Besides the library there is a public school library of 38,000 volumes; an Academy of Science, founded in 1856, with a large museum and a library of 3,000 volumes; and a Historical Society, founded in 1865, with a valuable historical collection. Washington University, organized in 1853, embraces the whole range of university studies except theology. With it is connected the Mary Institute, for the education of women, the Polytechnic School, and the Law School. The public school system of St. Louis is one of the best in the country, and its school-houses are commendably fine. The Roman Catholic College of the Christian Brothers has about four hundred students, and a library of 10,000 volumes. Concordia College (German Lutheran), established in 1839, has a library of 4,500 volumes. Besides the numerous public schools, the Roman Catholics, who embrace a majority of the inhabitants, have about one hundred parochial, private and conventual schools. They have also a number of convents, charitable homes, asylums and hospitals.
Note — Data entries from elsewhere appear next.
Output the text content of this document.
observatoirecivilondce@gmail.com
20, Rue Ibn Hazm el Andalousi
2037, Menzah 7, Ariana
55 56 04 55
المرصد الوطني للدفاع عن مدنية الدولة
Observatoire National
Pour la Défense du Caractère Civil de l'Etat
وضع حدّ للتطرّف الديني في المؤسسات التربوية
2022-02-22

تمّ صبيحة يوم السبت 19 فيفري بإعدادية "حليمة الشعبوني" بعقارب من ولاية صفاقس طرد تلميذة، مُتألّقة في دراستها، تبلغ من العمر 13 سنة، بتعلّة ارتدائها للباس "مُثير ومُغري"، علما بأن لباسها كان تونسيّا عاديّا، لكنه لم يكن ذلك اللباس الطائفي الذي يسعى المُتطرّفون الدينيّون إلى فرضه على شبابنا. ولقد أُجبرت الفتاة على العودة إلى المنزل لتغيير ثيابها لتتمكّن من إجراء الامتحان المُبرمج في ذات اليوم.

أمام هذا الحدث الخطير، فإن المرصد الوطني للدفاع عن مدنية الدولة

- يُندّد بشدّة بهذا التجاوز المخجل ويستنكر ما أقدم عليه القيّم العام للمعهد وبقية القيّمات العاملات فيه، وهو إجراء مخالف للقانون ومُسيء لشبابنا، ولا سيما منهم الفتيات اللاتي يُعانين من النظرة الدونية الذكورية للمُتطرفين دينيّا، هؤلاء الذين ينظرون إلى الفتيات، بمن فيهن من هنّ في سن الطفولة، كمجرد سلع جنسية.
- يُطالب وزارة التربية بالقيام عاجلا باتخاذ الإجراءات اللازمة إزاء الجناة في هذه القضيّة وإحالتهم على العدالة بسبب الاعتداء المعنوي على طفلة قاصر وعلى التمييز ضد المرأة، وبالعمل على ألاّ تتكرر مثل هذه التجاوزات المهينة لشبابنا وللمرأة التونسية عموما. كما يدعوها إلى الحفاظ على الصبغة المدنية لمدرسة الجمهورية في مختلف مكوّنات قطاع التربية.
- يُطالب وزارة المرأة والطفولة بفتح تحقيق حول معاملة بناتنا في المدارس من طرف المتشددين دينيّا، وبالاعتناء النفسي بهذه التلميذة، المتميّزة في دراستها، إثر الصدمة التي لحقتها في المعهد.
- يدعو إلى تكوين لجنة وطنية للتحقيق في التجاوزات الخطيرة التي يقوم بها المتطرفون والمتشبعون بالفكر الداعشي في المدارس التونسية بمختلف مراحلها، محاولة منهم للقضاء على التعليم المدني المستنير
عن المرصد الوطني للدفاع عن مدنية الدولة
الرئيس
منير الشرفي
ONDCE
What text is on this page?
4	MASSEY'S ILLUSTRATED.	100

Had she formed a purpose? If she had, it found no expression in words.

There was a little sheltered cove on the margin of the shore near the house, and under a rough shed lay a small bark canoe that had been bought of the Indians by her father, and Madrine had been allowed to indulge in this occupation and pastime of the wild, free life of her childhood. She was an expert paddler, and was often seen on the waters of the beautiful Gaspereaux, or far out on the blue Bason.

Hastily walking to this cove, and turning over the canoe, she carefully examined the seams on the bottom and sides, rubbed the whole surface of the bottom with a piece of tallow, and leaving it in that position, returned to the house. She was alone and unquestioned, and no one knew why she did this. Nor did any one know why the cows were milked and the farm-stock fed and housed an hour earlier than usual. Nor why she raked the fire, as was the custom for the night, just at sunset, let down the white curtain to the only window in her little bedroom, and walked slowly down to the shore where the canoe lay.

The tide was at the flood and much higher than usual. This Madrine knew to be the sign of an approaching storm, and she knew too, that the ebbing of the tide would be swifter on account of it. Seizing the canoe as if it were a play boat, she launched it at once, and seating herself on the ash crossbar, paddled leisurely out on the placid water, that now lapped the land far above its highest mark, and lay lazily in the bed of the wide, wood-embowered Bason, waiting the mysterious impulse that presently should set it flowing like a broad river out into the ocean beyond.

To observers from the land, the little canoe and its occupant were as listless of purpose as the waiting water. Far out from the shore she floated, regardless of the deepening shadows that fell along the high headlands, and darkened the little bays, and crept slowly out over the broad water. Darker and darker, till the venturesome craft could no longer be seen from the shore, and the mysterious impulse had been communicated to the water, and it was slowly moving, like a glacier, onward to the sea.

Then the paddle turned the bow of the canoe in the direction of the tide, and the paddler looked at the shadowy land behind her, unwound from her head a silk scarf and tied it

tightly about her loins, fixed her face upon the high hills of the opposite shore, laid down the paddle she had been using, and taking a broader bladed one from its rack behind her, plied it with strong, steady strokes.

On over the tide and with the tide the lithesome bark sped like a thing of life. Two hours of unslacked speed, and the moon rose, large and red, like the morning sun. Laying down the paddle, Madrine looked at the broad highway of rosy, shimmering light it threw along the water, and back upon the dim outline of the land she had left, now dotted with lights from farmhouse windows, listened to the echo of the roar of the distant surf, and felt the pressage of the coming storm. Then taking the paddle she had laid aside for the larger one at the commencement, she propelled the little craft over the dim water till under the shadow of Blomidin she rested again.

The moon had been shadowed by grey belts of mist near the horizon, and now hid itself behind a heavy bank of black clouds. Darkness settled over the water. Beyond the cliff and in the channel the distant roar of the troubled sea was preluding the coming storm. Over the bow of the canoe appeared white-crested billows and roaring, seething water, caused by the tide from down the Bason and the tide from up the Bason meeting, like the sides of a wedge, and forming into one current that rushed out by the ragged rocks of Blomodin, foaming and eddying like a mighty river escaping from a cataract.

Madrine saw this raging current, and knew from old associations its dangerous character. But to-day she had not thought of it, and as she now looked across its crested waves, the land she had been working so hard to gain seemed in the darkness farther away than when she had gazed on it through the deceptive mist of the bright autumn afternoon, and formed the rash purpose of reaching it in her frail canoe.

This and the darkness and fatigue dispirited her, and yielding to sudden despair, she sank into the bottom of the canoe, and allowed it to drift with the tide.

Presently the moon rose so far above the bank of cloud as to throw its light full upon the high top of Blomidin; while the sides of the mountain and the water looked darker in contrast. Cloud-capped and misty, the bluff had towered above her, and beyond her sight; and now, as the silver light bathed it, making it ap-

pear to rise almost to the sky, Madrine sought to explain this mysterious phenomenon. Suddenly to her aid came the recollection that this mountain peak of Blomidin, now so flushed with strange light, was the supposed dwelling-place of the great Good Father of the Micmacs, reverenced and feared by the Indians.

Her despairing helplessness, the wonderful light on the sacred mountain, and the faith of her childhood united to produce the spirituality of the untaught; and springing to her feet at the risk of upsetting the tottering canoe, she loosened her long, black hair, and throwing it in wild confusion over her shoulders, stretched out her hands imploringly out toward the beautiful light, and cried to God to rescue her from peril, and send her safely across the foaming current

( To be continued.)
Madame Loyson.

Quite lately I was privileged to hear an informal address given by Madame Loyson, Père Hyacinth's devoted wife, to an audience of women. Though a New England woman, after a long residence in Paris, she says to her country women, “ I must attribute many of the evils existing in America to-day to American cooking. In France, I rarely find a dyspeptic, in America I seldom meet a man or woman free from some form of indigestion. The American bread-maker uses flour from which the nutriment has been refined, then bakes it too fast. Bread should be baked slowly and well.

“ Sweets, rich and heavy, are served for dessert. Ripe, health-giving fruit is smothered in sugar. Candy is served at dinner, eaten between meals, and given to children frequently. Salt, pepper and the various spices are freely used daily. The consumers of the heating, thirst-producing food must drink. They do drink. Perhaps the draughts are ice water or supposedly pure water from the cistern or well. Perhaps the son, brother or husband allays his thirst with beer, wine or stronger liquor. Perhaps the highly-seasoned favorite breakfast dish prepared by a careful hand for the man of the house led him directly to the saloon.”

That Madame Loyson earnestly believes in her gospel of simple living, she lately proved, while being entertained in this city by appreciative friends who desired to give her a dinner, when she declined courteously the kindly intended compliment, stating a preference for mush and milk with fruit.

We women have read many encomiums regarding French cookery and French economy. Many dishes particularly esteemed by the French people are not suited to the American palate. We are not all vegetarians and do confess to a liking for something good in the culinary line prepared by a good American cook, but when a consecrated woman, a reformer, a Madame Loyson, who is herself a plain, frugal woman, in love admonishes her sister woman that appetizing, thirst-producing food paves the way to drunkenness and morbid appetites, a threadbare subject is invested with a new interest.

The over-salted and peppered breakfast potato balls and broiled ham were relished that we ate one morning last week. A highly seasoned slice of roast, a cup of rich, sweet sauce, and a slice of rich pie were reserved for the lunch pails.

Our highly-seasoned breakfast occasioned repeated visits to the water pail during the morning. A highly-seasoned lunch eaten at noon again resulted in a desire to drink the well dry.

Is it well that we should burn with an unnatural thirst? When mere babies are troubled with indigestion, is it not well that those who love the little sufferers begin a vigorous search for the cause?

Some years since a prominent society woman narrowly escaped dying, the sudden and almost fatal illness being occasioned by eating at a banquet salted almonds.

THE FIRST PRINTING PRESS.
The hotels, chief amongst which are the new Southern Hotel, Lindell House, Planters' Hotel, Laclede Hotel and Barnum's Hotel, will compare favorably, in point of attendance, comfort and elegance, with any in the country. Horse cars traverse the city in every direction, rendering all points easily accessible, and carriages are in waiting at the depots and steamboat landings. Ferries ply continually to East St. Louis, on the Illinois shore, from the foot of Carr street, north of the bridge, and from the foot of Spruce street, south of it, the two points of departure being about a mile apart.